According to Lewis, and according to Phillips' statements to police, the 37-year-old was called on his way to work last September by two men known as "Mondo" and "Kudzu." Instead of going to work, he allegedly met "Mondo" and "Kudzu" at a Git-N-Go gas station, in Riverdale, paid $700 for the motorcycle, and agreed to hold on to a .45-caliber gun.

When told of the murder, by Riverdale Police Detectives, Phillips was so upset he threw up, Lewis said.

John Turner, executive assistant district attorney, dismissed the idea the former felon's physical reaction is a sign of innocence.

"He vomited because he was caught," Turner told the jury. During his closing arguments, Thursday morning, Turner said the explanation of Phillips' innocence -- involving a novel-length conspiracy, a long list of coincidences, and detectives and prosecutors who are willing themselves blind to evidence -- is "impossible" and "fantastic."

"I told you [Lewis] is a great attorney," Turner said. "He tried his best to sell you the big lie."

Rucker, 34, was found dead in her Riverdale home on a Friday afternoon by her eldest son, Rhyan James, 16, as he returned from school.

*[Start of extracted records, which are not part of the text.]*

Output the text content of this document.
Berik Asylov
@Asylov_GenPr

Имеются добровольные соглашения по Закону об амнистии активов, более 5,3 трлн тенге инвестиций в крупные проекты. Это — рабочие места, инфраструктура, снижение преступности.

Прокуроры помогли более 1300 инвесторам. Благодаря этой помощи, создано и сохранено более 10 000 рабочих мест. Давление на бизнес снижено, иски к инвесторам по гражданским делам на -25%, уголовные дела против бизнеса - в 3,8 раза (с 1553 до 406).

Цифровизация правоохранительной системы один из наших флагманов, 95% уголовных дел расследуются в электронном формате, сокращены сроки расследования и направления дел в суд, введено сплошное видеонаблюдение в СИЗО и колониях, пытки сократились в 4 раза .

She was in the den floor, naked from the waist down, her hands and feet bound by telephone cords, her head covered by a plastic bag. She had been shot with a .45 through the back of the head, and the home had been ransacked and robbed.

Phillips was arrested a few hours before the murder was discovered. He was riding a motorcycle belonging to the Ruckers and carrying the .45-caliber murder weapon.

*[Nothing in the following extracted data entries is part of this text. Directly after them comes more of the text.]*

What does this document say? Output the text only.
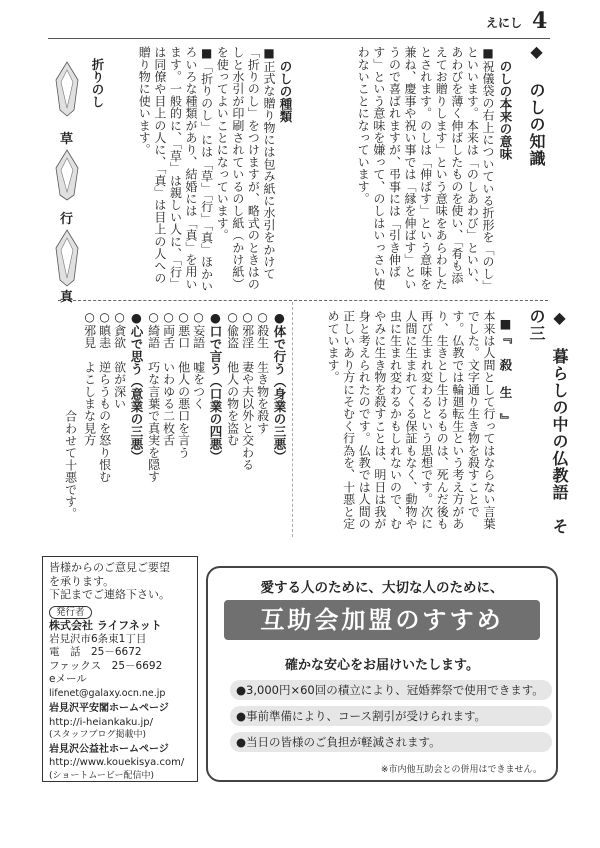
えにし 4
◆ のしの知識
のしの本来の意味
■祝儀袋の右上についている折形を「のし」といいます。本来は「のしあわび」といい、あわびを薄く伸ばしたものを使い、「肴も添えてお贈りします」という意味をあらわしたとされます。のしは「伸ばす」という意味を兼ね、慶事や祝い事では「縁を伸ばす」というので喜ばれますが、弔事には「引き伸ばす」という意味を嫌って、のしはいっさい使わないことになっています。
のしの種類
■正式な贈り物には包み紙に水引をかけて「折りのし」をつけますが、略式のときはのしと水引が印刷されているのし紙（かけ紙）を使ってよいことになっています。
■「折りのし」には「草」「行」「真」ほかいろいろな種類があり、結婚には「真」を用います。一般的に、「草」は親しい人に、「行」は同僚や目上の人に、「真」は目上の人への贈り物に使います。
折りのし
草
行
真
◆ 暮らしの中の仏教語　その三
■『 殺 生 』
本来は人間として行ってはならない言葉でした。文字通り生き物を殺すことです。仏教では輪廻転生という考え方があり、生きとし生けるものは、死んだ後も再び生まれ変わるという思想です。次に人間に生まれてくる保証もなく、動物や虫に生まれ変わるかもしれないので、むやみに生き物を殺すことは、明日は我が身と考えられたのです。仏教では人間の正しいあり方にそむく行為を、十悪と定めています。
●体で行う（身業の三悪）
○殺生　生き物を殺す
○邪淫　妻や夫以外と交わる
○偸盗　他人の物を盗む
●口で言う（口業の四悪）
○妄語　嘘をつく
○悪口　他人の悪口を言う
○両舌　いわゆる二枚舌
○綺語　巧な言葉で真実を隠す
●心で思う（意業の三悪）
○貪欲　欲が深い
○瞋恚　逆らうものを怒り恨む
○邪見　よこしまな見方
合わせて十悪です。
皆様からのご意見ご要望
を承ります。
下記までご連絡下さい。
発行者
株式会社 ライフネット
岩見沢市6条東1丁目
電　話　25－6672
ファックス　25－6692
eメール
lifenet@galaxy.ocn.ne.jp
岩見沢平安閣ホームページ
http://i-heiankaku.jp/
(スタッフブログ掲載中)
岩見沢公益社ホームページ
http://www.kouekisya.com/
(ショートムービー配信中)
愛する人のために、大切な人のために、
互助会加盟のすすめ
確かな安心をお届けいたします。
●3,000円×60回の積立により、冠婚葬祭で使用できます。
●事前準備により、コース割引が受けられます。
●当日の皆様のご負担が軽減されます。
※市内他互助会との併用はできません。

The district attorney's office had a very strong circumstantial case against Phillips, but the defense attorney criticized the lack of forensics, suggesting the absence of fingerprints, footprints and DNA evidence amounts to reasonable doubt.

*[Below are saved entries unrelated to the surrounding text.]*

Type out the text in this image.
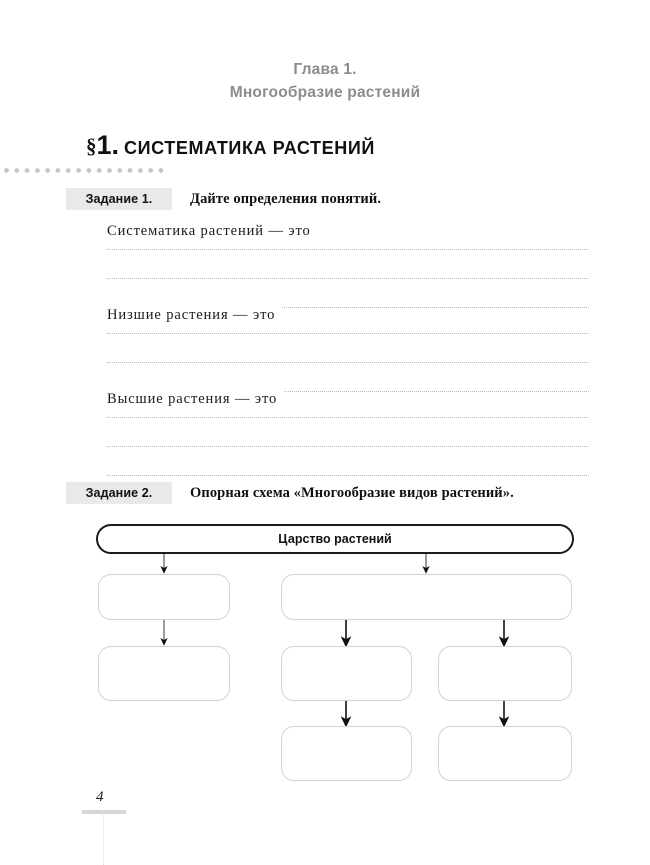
Глава 1.
Многообразие растений
§1. СИСТЕМАТИКА РАСТЕНИЙ
Задание 1.	Дайте определения понятий.
Систематика растений — это
Низшие растения — это
Высшие растения — это
Задание 2.	Опорная схема «Многообразие видов растений».
Царство растений
4
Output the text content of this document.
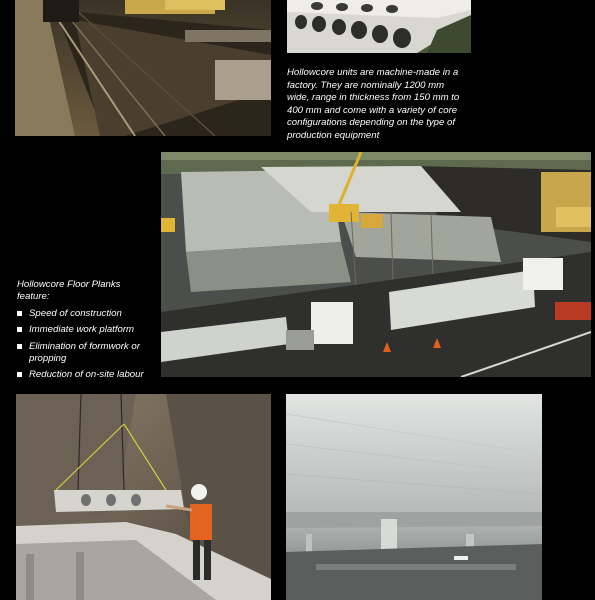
Hollowcore units are machine-made in a
factory. They are nominally 1200 mm
wide, range in thickness from 150 mm to
400 mm and come with a variety of core
configurations depending on the type of
production equipment
Hollowcore Floor Planks
feature:
Speed of construction
Immediate work platform
Elimination of formwork or propping
Reduction of on-site labour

Phillips, wearing the same dark brown suit on his fourth day in court, sat in a holding cell waiting to hear which account the jury believed. Rucker's family sat in the hallway outside the courtroom and in the district attorney's office at the end of the hall, waiting for hours while the jury deliberated.

The jury began considering the case after lunch, on Thursday, and, after coming back with a few questions about the law, returned the guilty verdict at about 5 p.m.

Phillips was found guilty on 24 of the 25 counts against him. He was found not guilty of malice murder, but was found guilty of felony murder and all the other charges related to the September 2006 crime.

Clayton County Superior Court Judge Matthew Simmons sentenced Phillips to life without parole, followed by a sentence of life, followed by a sentence of 25 years in prison.